Why array variable doesn't work inside the IF statement of C?

Question

I wrote a C program using VS code, and tried to assign a string to an array inside an If-statement of C language. But it doesn't work. However, only integer variables are successfully assigned. Why is that?

Here is the code:

#include <stdio.h>

int main ()
{
    char NumberType[] = "POSITIVE";
    int Number;

    printf("Enter a number: ");
    scanf ("%d", &Number);

        if (Number <0)
        {
            NumberType[10] = "NEGATIVE";
        }
        
        if (Number == 0)
        {
            Number = 4;
        }
    
    Number = (Number/2);

    printf("The number divided by 2 is %d and it's a %s number", Number, NumberType);

    return 0;
}

The string "NEGATIVE" can't be assigned to the array NumberType[10] when the first if-statement is entered, but the integer '4' is assigned to 'Number' variable when the second if-statement is entered.

Answer 1

char NumberType[] = "POSITIVE";
...

if (Number <0)
{
    NumberType[10] = "NEGATIVE";
}

In C, the proper way to write a string into a destination char[] buffer is to use a function like strcpy. For example:

// Instead of NumberType[10] = "NEGATIVE" use:
strcpy(NumberType, "NEGATIVE");

Even better, Microsoft implemented a series of safer functions to operate with strings in C, for example, the "safer" equivalent of strcpy is strcpy_s. Basically, when you use these safer functions, you pass an additional parameter that specifies the size of the destination buffer. In this way, the strcpy_s function is able to prevent buffer overflows (i.e. writing data outside proper buffer boundaries), which are a source of dire bugs and security problems.

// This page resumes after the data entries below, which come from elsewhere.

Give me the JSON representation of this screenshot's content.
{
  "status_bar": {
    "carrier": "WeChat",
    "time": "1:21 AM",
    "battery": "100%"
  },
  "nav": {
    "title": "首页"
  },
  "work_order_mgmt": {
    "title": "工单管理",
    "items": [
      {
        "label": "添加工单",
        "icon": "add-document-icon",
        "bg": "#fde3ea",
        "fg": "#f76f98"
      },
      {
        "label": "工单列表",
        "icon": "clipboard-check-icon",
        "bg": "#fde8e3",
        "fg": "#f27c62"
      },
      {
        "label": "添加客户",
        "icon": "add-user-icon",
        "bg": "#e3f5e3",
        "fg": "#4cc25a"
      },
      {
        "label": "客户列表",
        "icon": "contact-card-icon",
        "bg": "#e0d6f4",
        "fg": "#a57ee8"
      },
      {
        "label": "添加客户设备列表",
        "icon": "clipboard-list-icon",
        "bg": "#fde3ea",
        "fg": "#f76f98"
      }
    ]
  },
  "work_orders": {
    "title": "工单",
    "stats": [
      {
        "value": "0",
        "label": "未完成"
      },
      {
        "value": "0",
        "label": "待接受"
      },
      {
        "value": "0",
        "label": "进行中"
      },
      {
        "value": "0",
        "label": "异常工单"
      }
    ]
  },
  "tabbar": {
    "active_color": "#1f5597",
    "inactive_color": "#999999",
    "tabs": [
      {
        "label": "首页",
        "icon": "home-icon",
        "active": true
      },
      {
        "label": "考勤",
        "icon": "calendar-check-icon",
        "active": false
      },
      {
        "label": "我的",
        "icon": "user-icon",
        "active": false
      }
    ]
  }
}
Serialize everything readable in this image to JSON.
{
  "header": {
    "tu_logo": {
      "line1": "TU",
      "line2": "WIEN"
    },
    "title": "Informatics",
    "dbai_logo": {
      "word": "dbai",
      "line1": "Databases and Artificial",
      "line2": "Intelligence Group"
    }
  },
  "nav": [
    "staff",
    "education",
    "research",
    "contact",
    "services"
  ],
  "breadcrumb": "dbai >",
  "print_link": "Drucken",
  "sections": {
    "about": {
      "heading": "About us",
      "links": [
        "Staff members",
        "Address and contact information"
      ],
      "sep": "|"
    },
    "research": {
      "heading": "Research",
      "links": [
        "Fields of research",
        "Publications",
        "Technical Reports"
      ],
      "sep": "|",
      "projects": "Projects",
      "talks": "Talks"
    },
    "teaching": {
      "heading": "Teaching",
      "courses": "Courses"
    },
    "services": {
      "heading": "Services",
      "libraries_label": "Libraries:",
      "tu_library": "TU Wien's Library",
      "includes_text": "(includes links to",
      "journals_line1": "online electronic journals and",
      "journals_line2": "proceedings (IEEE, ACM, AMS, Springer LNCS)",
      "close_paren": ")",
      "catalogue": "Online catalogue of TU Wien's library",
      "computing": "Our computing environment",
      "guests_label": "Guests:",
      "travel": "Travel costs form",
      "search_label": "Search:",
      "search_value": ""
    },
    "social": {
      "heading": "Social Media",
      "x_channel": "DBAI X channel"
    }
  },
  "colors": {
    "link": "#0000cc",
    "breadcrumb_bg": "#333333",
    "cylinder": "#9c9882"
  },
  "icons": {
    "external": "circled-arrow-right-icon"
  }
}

The above code can be rewritten using the safer strcpy_s like this:

// A safer version of the previous strcpy call.
// Note the additional _countof(NumberType) 
// to specify the size of the destination buffer.
strcpy_s(NumberType, _countof(NumberType), "NEGATIVE");

If you can use C++ instead of pure C, you can enjoy writing even safer and simpler code, for example using the std::string class, and its overloaded operator= for copying strings. For example:

#include <string> // for std::string
...

std::string numberType = "POSITIVE";
...
if (...) {
    numberType = "NEGATIVE";
}

Answer 2

Hello,

there are 2 mistakes in your code:

1. You cannot assign an already defined char array with operator = . Use strcpy(NumberType, "NEGATIVE");
2. NumberType has constant length 9. With NumberType[1] you get the single char 'E'. NumberType[10] will be out of range.

Define your variable with "char NumberType[10];" and assign values with strcpy.

Regards, Guido

Answer 3

in C, the char data type is a one byte signed integer numeric (-128 - 127). the int data is a signed numeric the same size as an address.

in C a string literal like "test", is a null terminated array of char. so your line:

char NumberType[] = "POSITIVE";

assigns the address of the string literal to the variable NumberType. your NumberType[10], refers to the address of the Literal + 10. this is outside the address range of the literal, so setting it to a value will overlay some other value. this know as buffer overrun and causes memory corruption.

the line

NumberType[10] = "NEGATIVE";

set the NumberType address + 10 to the address of the "NEGATIVE" literal, but the address will be shorted to 8 bits. (again this is a buffer overrun and corrupts memory).

the code could be written with pointers and may be clearer:

 char* POSITIVE = "POSITIVE";     // pointer to literal
 char* NEGATIVE = "NEGATIVE";     // pointer to literal
 char* NumberType = POSITIVE;     // copy address value
 *(NumberType + 10) = NEGATIVE;   // update offset 10 to literal address

in c the array is just shorthand for address calculation.

 int buff[] = {0,0,0,0);        // define buff as address of literal array
 buff[2] = 1;                   // use [] (generates below code)
 *(buff + sizeof(int) * 2) = 1; // use address arithmetic

Answer 4

#include<stdio.h>

int a, i, array_size;

int main ()
{
    char num[] = "POSITIVE";

    printf("Enter a number: ");
    scanf("%d", &a);

    if (a <0)
    {
        char num[] = "NEGATIVE";
    }

    printf ("The number is : ");

    array_size = sizeof (num);

    for (i = 0; i < array_size; i++)
    {
        printf ("%c", num[i]);
    }

    return 0;
}
This program shows the array characters only when the number is POSITIVE, but never shows when it's NEGATIVE. Why the array initialized inside the array is not displayed? Is array never initialized inside if-statement.